Par exemple, on lui demande « Le personnage de Shepher fait preuve d’une passion et de blessures morales qui le distinguent des autres personnages. Est-ce le point de vue et le questionnement personnels de l’auteur qui s’expriment et se libèrent à travers lui ? » Pour répondre avec un rien d’honnêteté, il faut creuser. Lâcher le voile, tomber la carapace, écorner le masque, dites-le comme vous voulez, se foutre un rien à poil, quoi. Ou alors on raconte des vernes et c’est tant pis pour tout le monde (bon, peut-être pas le monde entier… disons l’auteur, l’interviewer et les lecteurs).

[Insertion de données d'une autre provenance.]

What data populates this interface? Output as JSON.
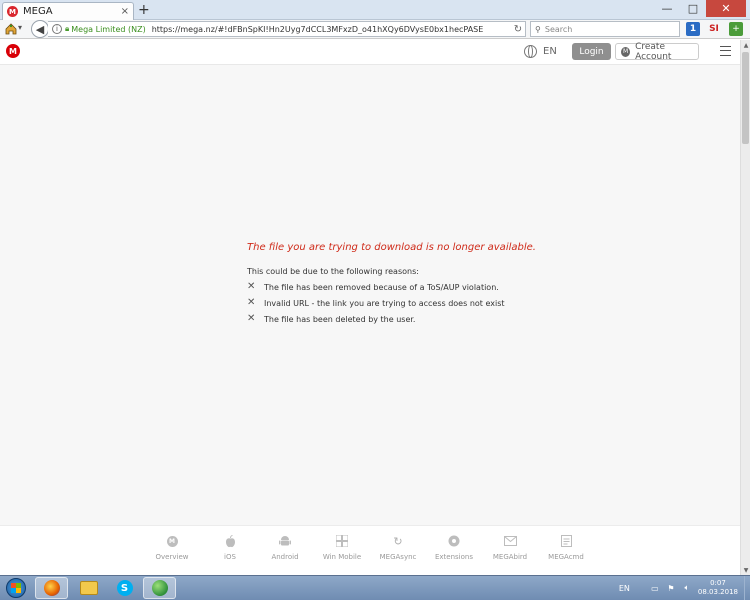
{
  "browser": {
    "tab_title": "MEGA",
    "tab_close": "×",
    "new_tab": "+",
    "window_controls": {
      "minimize": "—",
      "maximize": "□",
      "close": "✕"
    },
    "identity": "Mega Limited (NZ)",
    "url": "https://mega.nz/#!dFBnSpKI!Hn2Uyg7dCCL3MFxzD_o41hXQy6DVysE0bx1hecPASE",
    "search_placeholder": "Search",
    "ext_badge": "1",
    "ext2_label": "SI"
  },
  "site": {
    "lang": "EN",
    "login_label": "Login",
    "create_account_label": "Create Account"
  },
  "error": {
    "title": "The file you are trying to download is no longer available.",
    "intro": "This could be due to the following reasons:",
    "reasons": [
      "The file has been removed because of a ToS/AUP violation.",
      "Invalid URL - the link you are trying to access does not exist",
      "The file has been deleted by the user."
    ]
  },
  "footer": {
    "items": [
      {
        "label": "Overview",
        "icon": "mega-icon"
      },
      {
        "label": "iOS",
        "icon": "apple-icon"
      },
      {
        "label": "Android",
        "icon": "android-icon"
      },
      {
        "label": "Win Mobile",
        "icon": "windows-icon"
      },
      {
        "label": "MEGAsync",
        "icon": "sync-icon"
      },
      {
        "label": "Extensions",
        "icon": "extensions-icon"
      },
      {
        "label": "MEGAbird",
        "icon": "mail-icon"
      },
      {
        "label": "MEGAcmd",
        "icon": "terminal-icon"
      }
    ]
  },
  "taskbar": {
    "lang": "EN",
    "time": "0:07",
    "date": "08.03.2018",
    "apps": [
      "firefox-icon",
      "explorer-icon",
      "skype-icon",
      "globe-app-icon"
    ]
  },
  "colors": {
    "mega_red": "#d90007",
    "error_red": "#cf2b1a",
    "login_grey": "#8f8f8f"
  }
}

Alors on saute de question en question comme dans un poker déshabilleur. Les premières, c’est facile, elles reviennent souvent, c’est le parcours imposé nécessaire pour faire connaissance, on voit trois cartes, pas de souci, mise minimale. En général, ces questions tournent autour du thème du livre, de sa genèse, et pour un primo-publiant, sur la rencontre avec l’éditeur. Pas de quoi mettre la liquette en danger, même s’il y a déjà moyen de livrer un peu de croustillant, surtout dans la façon de répondre la même chose à une même question, mais différemment. Je n’ai pas de conseil à donner, mais j’en ai déjà donné dans un illustre billet titré « ça parle de quoi donc », où j’expliquais combien il est futé de se préparer à répondre aux questions de base. Alors on y va cool, on répond sans stress, l’interview quel bonheur !
Et puis toc ! l’interviewer abat ses cartes maîtresses. Rendez-vous compte, il a peut-être une couleur ! Je veux dire : une tonalité, une idée à lui sur ce qu’il veut savoir, une lecture personnelle du livre qu’il traduit en questions bien précises. Sur Actu-SF, la tonalité est nettement socio-politique. Chez Les Histoires Sans Fin on est plus dans la technique d’écriture et la relation avec le lecteur. Pour Ado-Livre, les questions tournent autour du travail d’auteur et de l’orientation jeunesse.
Pas question de bluffer. Il faut se positionner, chercher les pourquoi et les comment de ce truc, ce livre, là, qui jusqu’ici tenait tout seul sans avoir à se justifier. Alors, quelle est ma vision du monde qui transparaît dans Aria des Brumes ? Quel est le personnage auquel je m’identifie, ou celui qui pourrait me représenter en société quand je ne veux pas sortir sans costume ? Et quel message pensais-je délivrer à la jeunesse avide de repères en écrivant cette petite histoire ? Et pourquoi avoir choisi la SF pour délivrer ce message ? Et pourquoi ai-je évité le thème de la religion ? Et quelles conclusions tirer de cette expérience ?

Que puis-je répondre, moi qui croyais encore il y a peu avoir pondu une petite histoire juste pour faire plaisir à mon épouse ? Alors j’ai réfléchi. Ce sont de bonnes questions et je vous remercie de me les avoir posées.

Maintenant, j’ai vu dans le programme des Imaginales que j’allais participer à des cafés littéraires, avec des pointures comme Pierre Bottero (mon fils dévore ses bouquins) ou Monsieur Werber himself. Et là, pas de temps de réflexion, le saut dans le vide, élastique distendu et trouillomètre à zéro. A ne pas manquer si vous voulez me voir bafouiller « ben… chais pô, ça m’est v’nu comme ça ».